Madeline Pendley: That’s exactly right. And then they’re continuing to be used in other products, like even fast food packaging. You know, like when you get a milkshake and it doesn’t stick to the cup, it kind of beads up. It’s all in there. It used to be in Chipotle bowls, but at least they’ve switched ’em out. I mean, it’s everywhere. It’s in rain jackets. And thankfully the amount of PFAS in those products is significantly less than what we saw with the High River Valley cases and what we see with firefighting foam. So hopefully just limit your exposure and we’re okay there, but there’s really no escaping what’s already in the water. And then once it’s in the environment, it’ll hang out in the soil for decades, if not centuries, just continuing to matriculate down into the water. So even once you get the water cleaned up, it’s kind of just continuing to leach down, leach down, leach down. And so it’s gonna be this ongoing, incredibly expensive remediation project for decades to come.

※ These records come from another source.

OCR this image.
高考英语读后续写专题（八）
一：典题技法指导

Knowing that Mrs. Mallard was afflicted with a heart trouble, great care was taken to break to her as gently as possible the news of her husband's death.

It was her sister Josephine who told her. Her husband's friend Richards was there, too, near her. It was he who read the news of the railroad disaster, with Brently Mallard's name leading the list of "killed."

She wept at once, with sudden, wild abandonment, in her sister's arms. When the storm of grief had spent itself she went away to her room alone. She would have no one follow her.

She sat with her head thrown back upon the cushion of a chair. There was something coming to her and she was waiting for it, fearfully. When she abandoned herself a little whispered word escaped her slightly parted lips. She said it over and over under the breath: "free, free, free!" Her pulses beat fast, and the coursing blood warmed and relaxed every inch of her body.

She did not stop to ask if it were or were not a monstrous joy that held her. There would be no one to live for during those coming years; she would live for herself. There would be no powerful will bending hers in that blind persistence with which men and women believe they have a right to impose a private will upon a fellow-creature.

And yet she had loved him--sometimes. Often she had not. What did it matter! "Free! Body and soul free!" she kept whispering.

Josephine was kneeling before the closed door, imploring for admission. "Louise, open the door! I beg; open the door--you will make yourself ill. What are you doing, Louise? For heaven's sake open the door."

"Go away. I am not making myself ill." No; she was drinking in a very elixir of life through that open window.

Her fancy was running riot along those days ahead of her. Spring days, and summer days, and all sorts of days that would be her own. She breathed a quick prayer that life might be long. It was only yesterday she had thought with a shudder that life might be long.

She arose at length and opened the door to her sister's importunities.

Farron Cousins: And one of the things that Pap loves to point out, well, he doesn’t love to, but he always makes sure to point out, is that this is bioaccumulative.

Madeline Pendley: Yes.

Farron Cousins: So it’s not just like, oh no, I just had PFAS, let me go flush my system. It’s there and then it builds up. So again, you can live the cleanest lifestyle and you can say, look, I’ve gotten rid of all of my exposure. It’s not gone from you. And that is of course, when the problems start, because you have these substances that are foreign to your body. They don’t belong in your body, but they’re there and they’re there for decades.

Madeline Pendley: And it’s hard to avoid. It’s almost impossible to just, okay, I’ve identified one source of PFAS, I’m now going to stay away from it. You really can’t. It’s everywhere. And to your point, once you’re exposed, it continues to build up in your body with each and every exposure. So even if it’s minimal, it will accrue in your body and remains in your body for years.

Farron Cousins: So what are the, I mean, the list is massive. What are the biggest health issues that we’ve seen with the PFAS exposures?

Madeline Pendley: There are a ton, as you mentioned. The ones that we think are best supported at this time, just based on literature that’s been going on, studies that have been going on for decades are kidney cancer and testicular cancer. Those have been supported as far back as the original litigation that you mentioned in the Ohio River Valley. But it also causes so many other smaller things like even hypothyroidism, causes birth defects a lot of the times. We saw that in the Ohio River Valley cases. Issues with fertility, issues with not being able to lose weight as easily. There’s just a lot of stuff because they disrupt your endocrine system as well and what we also see is they damage DNA, which is how it causes cancer.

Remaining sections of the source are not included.